Puisque les constructeurs conçoivent des voitures à partir d’éléments logiciels (software-defined vehicle), il faut aussi réfléchir à la manière de faire collaborer tous les partenaires qui interviennent dans leur élaboration, c’est-à-dire ceux qui fournissent l’informatique, l’électronique, les algorithmes, les logiciels embarqués, les différents processeurs, le cloud, etc. Cela suppose de gérer ces solutions non seulement au niveau technique, mais aussi d’un point de vue business, pour savoir qui sera le garant de l’ensemble de cet écosystème et qui va le gouverner.

 

Sur quel type de réseaux cela va-t-il fonctionner ?

S. B. – Tout ne sera pas dans le cloud ! Par exemple, les communications de véhicule à véhicule se passent en local. On aura aussi de plus en plus de clouds hybrides, notamment parce que l’information sera répartie chez différents partenaires, en fonction des besoins de l’utilisateur. Un opérateur qui conçoit un service multimodal, combinant un véhicule, une trottinette électrique et un bus, doit s’appuyer sur une « plateforme » – c’est-à-dire un ensemble de clouds qui communiquent entre eux – pour opérer l’information et les données, afin que l’utilisateur puisse passer de façon fluide d’un moyen de transport à un autre. Aujourd’hui, les constructeurs automobiles mettent les données de leurs véhicules dans des plateformes qu’ils ouvrent à leurs partenaires. General Motors a ainsi fait venir sur sa plateforme OnStar Go, qui intègre Watson, des acteurs de la publicité pour diffuser des messages ciblés, mais aussi des distributeurs tels que Starbucks afin de passer une commande directement depuis le véhicule et payer l’essence directement à partir du tableau de bord intelligent. Autre exemple : pour fluidifier le trafic en ville, il serait intéressant d’agréger les données de plusieurs constructeurs sur une même plateforme avec une notion de serveur de données « neutre » – même si cela pose d’autres questions sur la gouvernance, le respect des données personnelles et les aspects contractuels. Ces approches nécessiteront d’élire un tiers de confiance pour garantir que les contrats seront respectés et pour gérer les transactions commerciales. Un médiateur devrait aussi pouvoir intervenir sur les questions de gouvernance.

 

Quelles technologies sont mobilisées dans ces approches multimodales et servicielles de la mobilité ?
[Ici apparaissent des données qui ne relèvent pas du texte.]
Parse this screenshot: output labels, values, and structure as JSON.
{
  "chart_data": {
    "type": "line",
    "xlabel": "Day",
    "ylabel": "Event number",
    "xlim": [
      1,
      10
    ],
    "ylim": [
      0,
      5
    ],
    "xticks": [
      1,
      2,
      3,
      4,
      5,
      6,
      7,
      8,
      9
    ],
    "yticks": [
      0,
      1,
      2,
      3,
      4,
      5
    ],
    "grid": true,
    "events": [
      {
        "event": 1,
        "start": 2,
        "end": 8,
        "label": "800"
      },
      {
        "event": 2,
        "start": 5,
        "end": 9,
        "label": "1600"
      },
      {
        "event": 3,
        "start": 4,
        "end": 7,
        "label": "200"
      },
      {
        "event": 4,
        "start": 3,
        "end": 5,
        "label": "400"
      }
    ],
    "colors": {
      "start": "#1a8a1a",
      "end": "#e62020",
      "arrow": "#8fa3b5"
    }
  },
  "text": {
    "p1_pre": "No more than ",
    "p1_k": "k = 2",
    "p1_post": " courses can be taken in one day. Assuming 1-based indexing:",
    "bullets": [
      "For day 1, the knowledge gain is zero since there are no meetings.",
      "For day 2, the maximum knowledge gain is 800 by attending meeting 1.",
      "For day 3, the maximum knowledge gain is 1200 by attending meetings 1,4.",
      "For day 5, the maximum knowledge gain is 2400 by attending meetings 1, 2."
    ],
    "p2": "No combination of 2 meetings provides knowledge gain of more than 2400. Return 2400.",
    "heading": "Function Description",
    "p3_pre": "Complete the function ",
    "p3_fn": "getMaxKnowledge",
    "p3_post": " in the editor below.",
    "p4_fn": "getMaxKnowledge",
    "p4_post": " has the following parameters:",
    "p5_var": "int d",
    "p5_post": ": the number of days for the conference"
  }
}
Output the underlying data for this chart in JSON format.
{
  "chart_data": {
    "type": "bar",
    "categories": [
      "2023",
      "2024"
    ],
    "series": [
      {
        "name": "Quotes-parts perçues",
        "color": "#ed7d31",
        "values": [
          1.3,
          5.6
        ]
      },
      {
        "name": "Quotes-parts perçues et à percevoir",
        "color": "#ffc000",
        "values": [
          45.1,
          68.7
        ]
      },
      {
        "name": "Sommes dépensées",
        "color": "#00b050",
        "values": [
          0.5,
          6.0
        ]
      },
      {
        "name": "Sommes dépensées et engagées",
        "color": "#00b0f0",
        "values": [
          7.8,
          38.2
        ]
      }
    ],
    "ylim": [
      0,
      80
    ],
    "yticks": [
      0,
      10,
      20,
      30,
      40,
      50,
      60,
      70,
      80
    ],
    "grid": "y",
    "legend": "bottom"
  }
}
S. B. – Pour mettre en place les systèmes de mobilité auxquels aspirent les utilisateurs, il faut, en plus de l’approche cloud, combiner de l’IoT avec du machine learning et de l’IA… Afin d’améliorer ses services au client, Daimler a ainsi fait migrer son service d’autopartage urbain Car2Go sur le cloud IBM dès la fin 2014. IBM a aussi développé avec Volkswagen We Commerce un service intégré qui fournit des recommandations « au bon endroit et au bon moment », ainsi que des conseils personnalisés aux conducteurs qui ont donné leur autorisation. La blockchain sera sans doute parmi l’une des technologies les plus pertinentes pour aborder les nouvelles manières de se déplacer. Elle permet en effet de fédérer au sein d’un seul et même réseau multimodal les différents acteurs qui vont proposer des services de mobilité, de gérer les transactions et de sécuriser les contrats et les micro-paiements. On le voit déjà avec la plateforme Car eWallet, basée sur la blockchain, conçue par IBM avec la banque UBS et l’équipementier automobile allemand ZF. Ce porte-monnaie électronique permet de payer les frais de péage, de stationnement et de covoiturage, et aussi de recharger les voitures électriques.